Last week we spent a short vacation on the Oregon Coast. It was during the same time that Portland - in the very same state - was sweltering in temperatures above 110F. On the coast, however, it barely got above 70F which is way more to my liking.
One day we visited the Oregon Dunes, the largest expanse of coastal sand dunes in North America. They extend for 40 miles along the Oregon coast between Florence in the North and Coos Bay in the South. The wind sculpted dunes tower almost 500 feet above the ocean shore and blend with rivers, lakes and temperate rainforests, creating a remarkably diverse ecosystem.

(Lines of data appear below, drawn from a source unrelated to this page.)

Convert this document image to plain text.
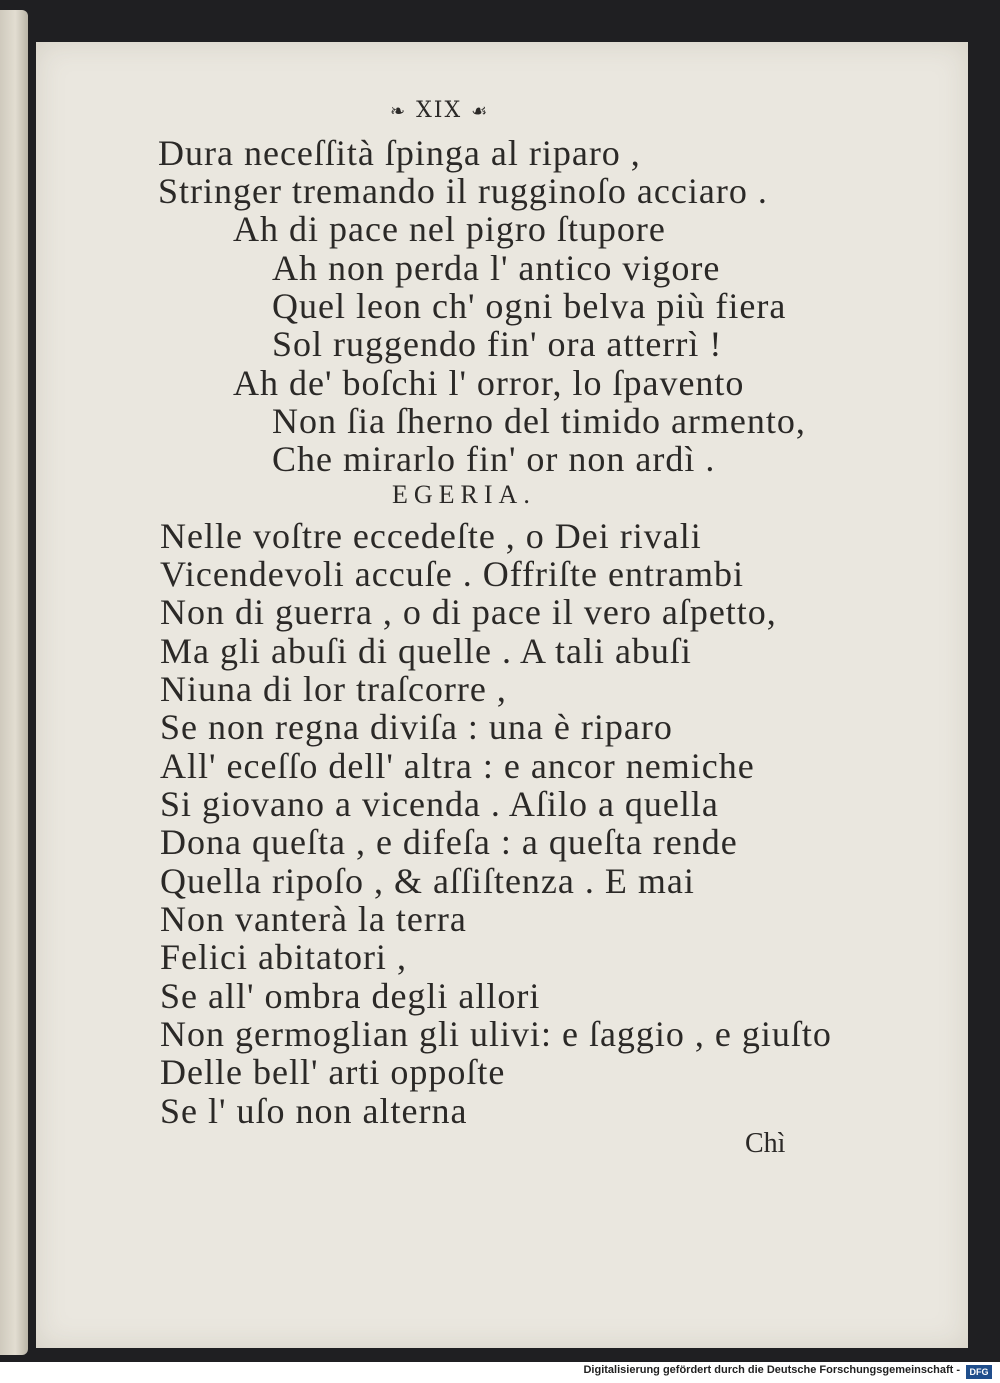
❧ XIX ☙
Dura neceſſità ſpinga al riparo ,
Stringer tremando il rugginoſo acciaro .
Ah di pace nel pigro ſtupore
Ah non perda l' antico vigore
Quel leon ch' ogni belva più fiera
Sol ruggendo fin' ora atterrì !
Ah de' boſchi l' orror, lo ſpavento
Non ſia ſherno del timido armento,
Che mirarlo fin' or non ardì .
EGERIA.
Nelle voſtre eccedeſte , o Dei rivali
Vicendevoli accuſe . Offriſte entrambi
Non di guerra , o di pace il vero aſpetto,
Ma gli abuſi di quelle . A tali abuſi
Niuna di lor traſcorre ,
Se non regna diviſa : una è riparo
All' eceſſo dell' altra : e ancor nemiche
Si giovano a vicenda . Aſilo a quella
Dona queſta , e difeſa : a queſta rende
Quella ripoſo , & aſſiſtenza . E mai
Non vanterà la terra
Felici abitatori ,
Se all' ombra degli allori
Non germoglian gli ulivi: e ſaggio , e giuſto
Delle bell' arti oppoſte
Se l' uſo non alterna
Chì
Digitalisierung gefördert durch die Deutsche Forschungsgemeinschaft -	DFG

This was our fourth or fifth visit to the Dunes. Several years ago we had camped in the Dunes twice and spent happy times at the seemingly endless beach. This time we decided to take a hike in the Dunes and we opted for the Oregon Dunes Trail which is a 4.5 miles roundtrip.
This was the description of the trail on this sign: "The easier portion of the trail leads one mile from the Day Use Area across open sand, wetlands and foredune to the beach. Hiking the challenging remaining loop is 3.5 miles. Walk along the beach and wetlands, wander above Tahkenitch Creek, through tree islands and open sand dunes to return to the Day Use Area."
The word that stood out to me was "challenging" and after a short discussion we decided to hike the challenging part of 3.5 miles first, therefore doing the entire loop in reverse.
I can't stress enough how glad we both were about this decision.
You might have noticed that the trail leads through "open sand". Not only is this sand open, but it's dry and loose - anybody who ever walked through sand dunes knows how difficult this kind of walking is. On the smallest incline it's two steps forward, one step backward - very slow progress. I was sweating soon even though the sky was overcast and temperatures were very moderate.
Can you imagine how relieved I was when we reached this part of the trail?
Alas, my relief was only short-lived! This was one of the tree islands and after only a few hundred yards we were out in the open sand dunes again.
Despite the difficulty of the walking, we appreciated the beauty around us.
Here I am laboring through the dunes, but despite the sweating I was in a good mood. You can see my shirt getting wet with sweat. I eventually pulled it off and walked just in my tank top - I spare you a picture of that.
We finally reached the creek and after that we could enter the coolness and much easier walking in the wetlands.
At last - the beach! The sandier parts of the beach were roped off since it was nesting and breeding season of the Western Snowy Plover. This shore bird is threatened with extinction since the dry, open sand along the beach, that it needs to survive, is being more and more invaded by the European beachgrass that was planted in the early 1900s to stabilize sandy coastlines. Every year from March 15 to September 15 these areas are roped off so that nobody walks through the birds' sandy nests.
So we hiked along the wet sand which is much easier to walk on anyway. We hardly saw anybody, but we did watch these surfbirds that flew fast and furious over the waves in big flocks. In the retreating surf I found a beautiful big seashell (it's about 3 x 3 inches).
After about a mile we found the trail back to the parking lot. It was a longer portion through the wetlands and we saw lots of huckleberry plants. Finally we saw the big dune again from where we had started 2 1/2 hours before. We were exhausted, grateful that we had done the challenging portion of the trail at the beginning of our hike and a little bit proud that we actually did the entire trail despite its difficulties (we were the only hikers along the challenging 3.5 miles).
Fortunately I had a cotton sweater in the car so I could get rid of my wet clothes. We drove further North to Florence to the Beachcombers Pub for a very late lunch (or early dinner). Oh that glass of Hefeweizen was so delicious!